Searching for the genome of the extinct Christmas Island mouse

Mammoth, dodo, homing pigeon, Tasmanian tiger. Scientists have been trying to bring extinct animal species back to life since the 1990s. A team of researchers has shown that this is not so simple, with Study on March 9 at current biology figured out.

Scientists have turned their attention to Ratus McCleary, a reddish brown mouse roamed Christmas Island, an island in the Indian Ocean. The species became extinct between 1898 and 1908, presumably due to an infectious disease of the Norwegian brown rats that came aboard European ships.

The research team extracted DNA from two dry skins of extinct mice from the Oxford University Museum’s collection and mapped the genomes. “If you sequence the genome, current technologies give you a lot of separate pieces of DNA that you have to piece together,” says Naturalis evolutionary biologist Barbara Gravendel. “To put together the puzzle, you usually use an example. If a species is no longer alive, you will not have a complete example and it will be much more difficult to determine the DNA sequence. The scientists have well shown that this is not due to the age of the DNA, but to the lack of a reference.”

Commonly used lab animal

For lack of a better example, the team used the genome of the Norwegian brown rat as a reference. The rat shared an ancestor with an extinct species on Christmas Island 2.3 million years ago, making it its closest living relative. Because it is a commonly used laboratory animal, this genome is well known.

Although almost the entire genome of the extinct animal could have been mapped, five percent of it turned out to be untraceable. It was surprising that these genes did not spread over the genome. The majority seem to be related to the sense of smell and the immune system.

Genetic engineering is one of three ways, besides cloning and re-breeding, researchers are trying to bring extinct species back to life. In theory, scientists can compare the genomes of extinct species with the genomes of living species.

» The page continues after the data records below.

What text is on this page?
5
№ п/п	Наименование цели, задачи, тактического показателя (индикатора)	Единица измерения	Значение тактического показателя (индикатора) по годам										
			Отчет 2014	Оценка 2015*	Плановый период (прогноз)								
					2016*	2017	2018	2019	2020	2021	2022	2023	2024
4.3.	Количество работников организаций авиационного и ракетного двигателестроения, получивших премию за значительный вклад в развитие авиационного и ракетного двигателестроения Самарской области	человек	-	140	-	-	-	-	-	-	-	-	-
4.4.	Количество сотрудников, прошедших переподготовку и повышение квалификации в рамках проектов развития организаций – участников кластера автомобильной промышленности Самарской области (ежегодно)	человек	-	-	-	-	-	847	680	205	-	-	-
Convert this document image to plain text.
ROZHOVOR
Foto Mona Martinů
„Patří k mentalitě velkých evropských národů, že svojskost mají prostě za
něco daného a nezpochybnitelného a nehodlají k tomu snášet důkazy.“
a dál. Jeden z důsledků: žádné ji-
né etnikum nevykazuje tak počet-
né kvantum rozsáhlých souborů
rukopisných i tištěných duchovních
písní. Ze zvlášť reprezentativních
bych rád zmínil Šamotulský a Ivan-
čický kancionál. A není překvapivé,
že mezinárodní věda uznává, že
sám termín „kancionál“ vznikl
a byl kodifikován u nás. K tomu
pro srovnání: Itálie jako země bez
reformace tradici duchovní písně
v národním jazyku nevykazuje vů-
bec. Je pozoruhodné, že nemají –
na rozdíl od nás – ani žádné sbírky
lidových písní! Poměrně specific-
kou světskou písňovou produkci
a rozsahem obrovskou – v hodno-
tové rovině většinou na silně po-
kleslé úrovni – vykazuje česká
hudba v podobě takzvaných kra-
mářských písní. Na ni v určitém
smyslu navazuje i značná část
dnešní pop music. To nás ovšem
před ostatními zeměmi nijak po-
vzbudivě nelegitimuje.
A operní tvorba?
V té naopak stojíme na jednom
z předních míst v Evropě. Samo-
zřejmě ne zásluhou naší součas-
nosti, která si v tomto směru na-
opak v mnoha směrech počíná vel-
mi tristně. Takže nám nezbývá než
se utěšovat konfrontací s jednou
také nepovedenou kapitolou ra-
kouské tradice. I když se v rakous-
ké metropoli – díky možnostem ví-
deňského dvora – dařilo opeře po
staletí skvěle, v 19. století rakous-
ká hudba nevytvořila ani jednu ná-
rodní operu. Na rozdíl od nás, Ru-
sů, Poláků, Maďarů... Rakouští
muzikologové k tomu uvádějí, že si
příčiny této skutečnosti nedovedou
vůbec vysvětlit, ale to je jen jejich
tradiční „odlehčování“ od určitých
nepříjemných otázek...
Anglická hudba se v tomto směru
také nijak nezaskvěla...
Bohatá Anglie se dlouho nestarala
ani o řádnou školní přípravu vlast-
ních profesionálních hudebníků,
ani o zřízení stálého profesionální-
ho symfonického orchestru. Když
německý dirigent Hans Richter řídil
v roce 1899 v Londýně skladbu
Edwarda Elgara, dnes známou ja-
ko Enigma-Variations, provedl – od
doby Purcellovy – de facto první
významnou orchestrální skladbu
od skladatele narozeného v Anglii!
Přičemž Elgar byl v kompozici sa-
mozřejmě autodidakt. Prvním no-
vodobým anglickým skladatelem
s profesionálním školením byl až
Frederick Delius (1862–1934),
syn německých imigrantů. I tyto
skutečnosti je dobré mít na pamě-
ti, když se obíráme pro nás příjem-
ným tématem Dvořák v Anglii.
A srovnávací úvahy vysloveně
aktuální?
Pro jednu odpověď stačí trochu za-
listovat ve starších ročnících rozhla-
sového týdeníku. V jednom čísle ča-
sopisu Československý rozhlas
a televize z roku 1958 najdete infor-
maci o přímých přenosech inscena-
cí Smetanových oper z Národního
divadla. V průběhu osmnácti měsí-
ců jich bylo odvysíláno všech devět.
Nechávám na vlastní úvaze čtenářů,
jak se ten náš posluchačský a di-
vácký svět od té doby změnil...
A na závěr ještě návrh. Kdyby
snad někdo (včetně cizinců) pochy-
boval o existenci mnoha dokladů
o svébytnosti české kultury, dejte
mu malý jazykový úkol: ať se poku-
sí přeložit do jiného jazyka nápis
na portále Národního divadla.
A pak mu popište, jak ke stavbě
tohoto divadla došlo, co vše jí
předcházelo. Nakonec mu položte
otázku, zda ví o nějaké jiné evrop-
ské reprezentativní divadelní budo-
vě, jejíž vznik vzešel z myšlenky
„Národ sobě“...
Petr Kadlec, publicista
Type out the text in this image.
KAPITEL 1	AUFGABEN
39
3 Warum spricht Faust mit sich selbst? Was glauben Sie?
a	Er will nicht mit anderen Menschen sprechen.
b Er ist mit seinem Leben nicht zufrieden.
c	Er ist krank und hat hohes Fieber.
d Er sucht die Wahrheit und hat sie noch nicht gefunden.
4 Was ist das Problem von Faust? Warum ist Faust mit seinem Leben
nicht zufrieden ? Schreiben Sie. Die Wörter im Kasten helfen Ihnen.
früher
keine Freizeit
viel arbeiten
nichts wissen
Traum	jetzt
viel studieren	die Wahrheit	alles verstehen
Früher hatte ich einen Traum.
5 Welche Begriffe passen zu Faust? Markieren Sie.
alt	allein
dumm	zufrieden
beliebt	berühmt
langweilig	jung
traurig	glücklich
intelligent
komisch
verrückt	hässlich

The parts in the genome of living species that do not match are then modified using CRISPR technology. The Christmas Island Rat is an interesting case because it differs so much from the Norwegian brown rat as the elephant is from the mammoth. One of the species that scientists are trying to recover.

Quite a few

“If you’re going to use CRISPR to change the genome of a brown rat into the genome of a Christmas Island rat, you can’t change the immune and olfactory genes,” Gravendel says. “After all, you don’t know how it should be.” This is why in a best-case scenario – if you succeed in making the brown rat act as a surrogate mother for the Christmas Island rat – you will get a hybrid specimen. “After a few generations, that little bit of Christmas Island DNA has already disappeared from your population.”

There are more technical problems. In order to breathe new life into a species, you need quite a few genetically different animals. This also requires multiple copies of an extinct species. In many cases there is none. In addition, it remains to be seen if these new animals can ever survive in the world as it is now. Gravendeel: “The Christmas Island Rat died out relatively recently, but due to climate change, the island will now look very different.”